Heads Up… Here are Seven Supply Chain Network Modeling Pitfalls to Avoid

Heads Up… Here are Seven Supply Chain Network Modeling Pitfalls to Avoid

When considering the business rationale for undertaking a distribution network optimization, supply chain executives are first and foremost concerned with an ROI to justify the project. To achieve this and to be confident that the modeling effort will be conducted rigorously and with carefully applied best practices, executives should seek experienced network design consultants to collaborate with their project teams to interpret and consider every aspect of how industry trends will impact the development and implementation of potentially successful solutions. Even then, the most experienced network modelers can overlook these seven pitfalls that can have extremely negative effects on the process of achieving a justifiable ROI.

What to look for…

1. Freight Costs ≠ Flow Volume

A classic case that is often not handled properly. For instance, where current I/B shipments to a plant or DC have a large average shipment size on a lane but based on a scenario, those volumes decrease to the point where either ship frequency would need to decrease drastically to keep the same average size, or the rate per volume needs to increase to reflect the smaller loads.

2. Misnomer of Inventory Optimization

Multiple scenarios can be used to effectively bracket the inventory effect of various scenarios, and thereby one optimizes inventory as part of the overall cost minimization through analysis…however, inventory is almost always a post-run calculation. That is, it is not part of the objective function in the model, and is not really “optimized” as part of a single scenario. Best practice: Savvy scenario run plan development and flexible evaluations are what create conditions to optimize inventory; the models do not optimize an “inventory” variable.

3. Operational Costs Are Not All Variable

For example, labor costs (a portion, or sometimes all) are typically put on a variable cost basis, and increase/decrease in total based on throughput.  However, in the short term, even the most variable labor forces (except perhaps in a 3PL setting where clients are charged per pallet in/out, etc.) will not change headcount +/-1 x when volume changes. Understanding just how fixed or semi-fixed labor realistically is at a DC and then properly modeling those dynamics is critical to establishing accurate operational costs. Detailed XLS DC modeling, grounded in solid facility design and implementation expertise, goes far beyond what is typically represented in a network model.

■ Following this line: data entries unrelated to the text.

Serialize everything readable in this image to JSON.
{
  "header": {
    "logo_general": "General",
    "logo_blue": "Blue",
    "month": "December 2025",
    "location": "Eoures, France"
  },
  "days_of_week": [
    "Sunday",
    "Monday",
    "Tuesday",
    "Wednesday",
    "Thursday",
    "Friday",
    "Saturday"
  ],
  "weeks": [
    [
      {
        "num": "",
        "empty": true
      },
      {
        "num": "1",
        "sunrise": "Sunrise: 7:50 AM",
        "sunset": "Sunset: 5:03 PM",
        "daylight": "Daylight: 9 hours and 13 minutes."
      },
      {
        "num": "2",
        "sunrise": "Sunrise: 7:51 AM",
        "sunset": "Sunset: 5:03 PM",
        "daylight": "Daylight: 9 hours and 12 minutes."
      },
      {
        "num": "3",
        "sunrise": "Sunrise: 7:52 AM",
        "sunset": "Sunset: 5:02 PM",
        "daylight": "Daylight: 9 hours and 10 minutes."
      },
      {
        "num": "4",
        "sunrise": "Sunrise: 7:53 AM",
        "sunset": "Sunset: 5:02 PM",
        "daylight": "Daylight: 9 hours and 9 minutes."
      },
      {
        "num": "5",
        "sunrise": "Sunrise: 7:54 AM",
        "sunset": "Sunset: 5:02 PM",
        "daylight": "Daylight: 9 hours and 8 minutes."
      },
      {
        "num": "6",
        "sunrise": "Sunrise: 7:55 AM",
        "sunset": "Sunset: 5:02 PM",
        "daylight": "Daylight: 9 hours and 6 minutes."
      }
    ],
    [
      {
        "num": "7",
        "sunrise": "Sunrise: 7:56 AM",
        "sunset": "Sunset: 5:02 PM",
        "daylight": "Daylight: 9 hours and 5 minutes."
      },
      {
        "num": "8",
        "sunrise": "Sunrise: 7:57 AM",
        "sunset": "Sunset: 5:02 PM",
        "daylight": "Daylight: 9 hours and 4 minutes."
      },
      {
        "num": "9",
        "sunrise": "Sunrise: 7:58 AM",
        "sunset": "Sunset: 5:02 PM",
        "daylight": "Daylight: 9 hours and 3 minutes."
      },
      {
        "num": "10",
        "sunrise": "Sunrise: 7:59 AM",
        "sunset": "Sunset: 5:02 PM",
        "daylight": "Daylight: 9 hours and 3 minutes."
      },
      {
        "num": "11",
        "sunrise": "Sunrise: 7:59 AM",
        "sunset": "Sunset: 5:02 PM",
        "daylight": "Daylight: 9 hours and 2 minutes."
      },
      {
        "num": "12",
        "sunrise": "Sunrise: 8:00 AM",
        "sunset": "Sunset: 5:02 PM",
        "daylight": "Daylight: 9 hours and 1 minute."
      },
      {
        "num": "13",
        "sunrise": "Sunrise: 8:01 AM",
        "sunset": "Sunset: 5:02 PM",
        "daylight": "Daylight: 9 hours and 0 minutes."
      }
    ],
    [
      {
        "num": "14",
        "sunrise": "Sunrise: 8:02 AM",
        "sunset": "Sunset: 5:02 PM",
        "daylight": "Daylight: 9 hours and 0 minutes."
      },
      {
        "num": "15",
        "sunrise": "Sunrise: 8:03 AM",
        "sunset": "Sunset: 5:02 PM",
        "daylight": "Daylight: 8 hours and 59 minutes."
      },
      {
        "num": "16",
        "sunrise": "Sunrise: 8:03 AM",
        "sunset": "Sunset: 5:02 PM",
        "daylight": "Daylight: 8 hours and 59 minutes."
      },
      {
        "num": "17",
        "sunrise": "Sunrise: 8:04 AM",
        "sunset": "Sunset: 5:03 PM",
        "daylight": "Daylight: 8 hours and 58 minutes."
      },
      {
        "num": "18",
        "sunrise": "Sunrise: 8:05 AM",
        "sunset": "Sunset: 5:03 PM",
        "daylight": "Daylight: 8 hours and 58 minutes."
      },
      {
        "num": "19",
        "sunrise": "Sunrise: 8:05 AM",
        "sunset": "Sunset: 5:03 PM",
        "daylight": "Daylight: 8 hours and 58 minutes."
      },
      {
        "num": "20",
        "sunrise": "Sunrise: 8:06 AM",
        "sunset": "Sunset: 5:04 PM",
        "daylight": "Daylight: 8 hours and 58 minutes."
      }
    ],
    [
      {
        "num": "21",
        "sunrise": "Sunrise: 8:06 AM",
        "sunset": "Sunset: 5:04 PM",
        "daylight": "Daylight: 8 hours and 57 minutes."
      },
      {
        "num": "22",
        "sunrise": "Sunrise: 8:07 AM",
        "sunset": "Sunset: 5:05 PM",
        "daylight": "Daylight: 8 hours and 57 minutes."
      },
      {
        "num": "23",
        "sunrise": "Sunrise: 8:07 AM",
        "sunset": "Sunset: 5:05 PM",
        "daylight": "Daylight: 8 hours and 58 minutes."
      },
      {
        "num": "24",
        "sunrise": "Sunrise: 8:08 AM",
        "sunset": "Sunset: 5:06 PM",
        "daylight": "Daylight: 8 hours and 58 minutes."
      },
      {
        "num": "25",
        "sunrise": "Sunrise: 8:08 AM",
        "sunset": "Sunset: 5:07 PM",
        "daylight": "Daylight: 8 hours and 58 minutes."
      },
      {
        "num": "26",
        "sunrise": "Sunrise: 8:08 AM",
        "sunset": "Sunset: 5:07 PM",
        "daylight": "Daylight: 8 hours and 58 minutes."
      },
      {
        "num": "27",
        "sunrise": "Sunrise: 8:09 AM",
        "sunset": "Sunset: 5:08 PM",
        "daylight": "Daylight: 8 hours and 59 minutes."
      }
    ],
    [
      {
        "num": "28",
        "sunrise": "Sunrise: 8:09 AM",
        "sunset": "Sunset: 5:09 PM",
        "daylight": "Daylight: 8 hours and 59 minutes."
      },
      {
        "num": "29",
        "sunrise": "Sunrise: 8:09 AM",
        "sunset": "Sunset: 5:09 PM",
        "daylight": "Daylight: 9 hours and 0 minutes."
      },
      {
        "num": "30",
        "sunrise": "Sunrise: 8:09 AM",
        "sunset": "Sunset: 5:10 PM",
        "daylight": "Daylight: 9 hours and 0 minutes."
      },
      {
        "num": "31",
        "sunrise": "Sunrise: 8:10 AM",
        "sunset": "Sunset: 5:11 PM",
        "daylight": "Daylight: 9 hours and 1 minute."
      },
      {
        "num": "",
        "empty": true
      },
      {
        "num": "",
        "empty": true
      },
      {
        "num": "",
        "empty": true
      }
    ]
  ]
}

4. Peak Adjustment Factors

A common shortcut for representing seasonality in a single time period model is to adjust an annual capacity figure by a formula that accounts for peaks.  While mathematically interesting and simple, the relationship between the results you get through such an approach, and what you would see with a true multi-time period model, can vary greatly.  We’ve seen significant misapplication of network capacity if the effort to create a time-phased model is not correctly structured.

5. Split Shipments

The use of bundling and similar techniques to ensure no split shipments is not a widely used practice (or used correctly). Rather, rates should reflect the characteristics of shipments (products, customers, mode, sizes) that are allowed in a scenario.  A classic flaw is to show savings from by-passing DCs and moving plant-direct for select products, not recognizing both the impact at the mixing centers (DCs) of lower shipment sizes and the true cost of the direct shipment (usually assumes same shipment profile that was achieved via the DC). Projects that have questions regarding what should go direct, and what should go through consolidation centers should be modeled distinctly differently.

6. Missed Aggregation of Product Groupings

Both product and regional aggregation can be overlooked with simplistic assumptions. Whether domestic sourced or Asia pre-built assortments for consolidation, understanding in detail how to do SKU and product groupings can be one of the most important business assumptions to clarify for the model. Creating “logistically distinct” product groups are usually not the same as “marketing” product groups.

7. Sensitivity Analysis is Not the Efficient Frontier

Endless back and forth often delays and confuses the path forward. But the executive team needs to understand more than the optimal answer from the model. Effectively guiding the project team on those factors that distinguish success, risk, complexity, and opportunity by applying “min-max-regret” and other operations research strategies – including Monte Carlo simulation – are powerful tools we can bring to help executives understand holistic business risk and opportunity.

There’s an enormous amount of data to collect and digest when undertaking a network optimization project. With this tidbit of knowledge on the seven modeling pitfalls to avoid, there should be a greater degree of confidence that the modeling process will provide the lowest landed cost and an ROI that justifies implementing the right solution.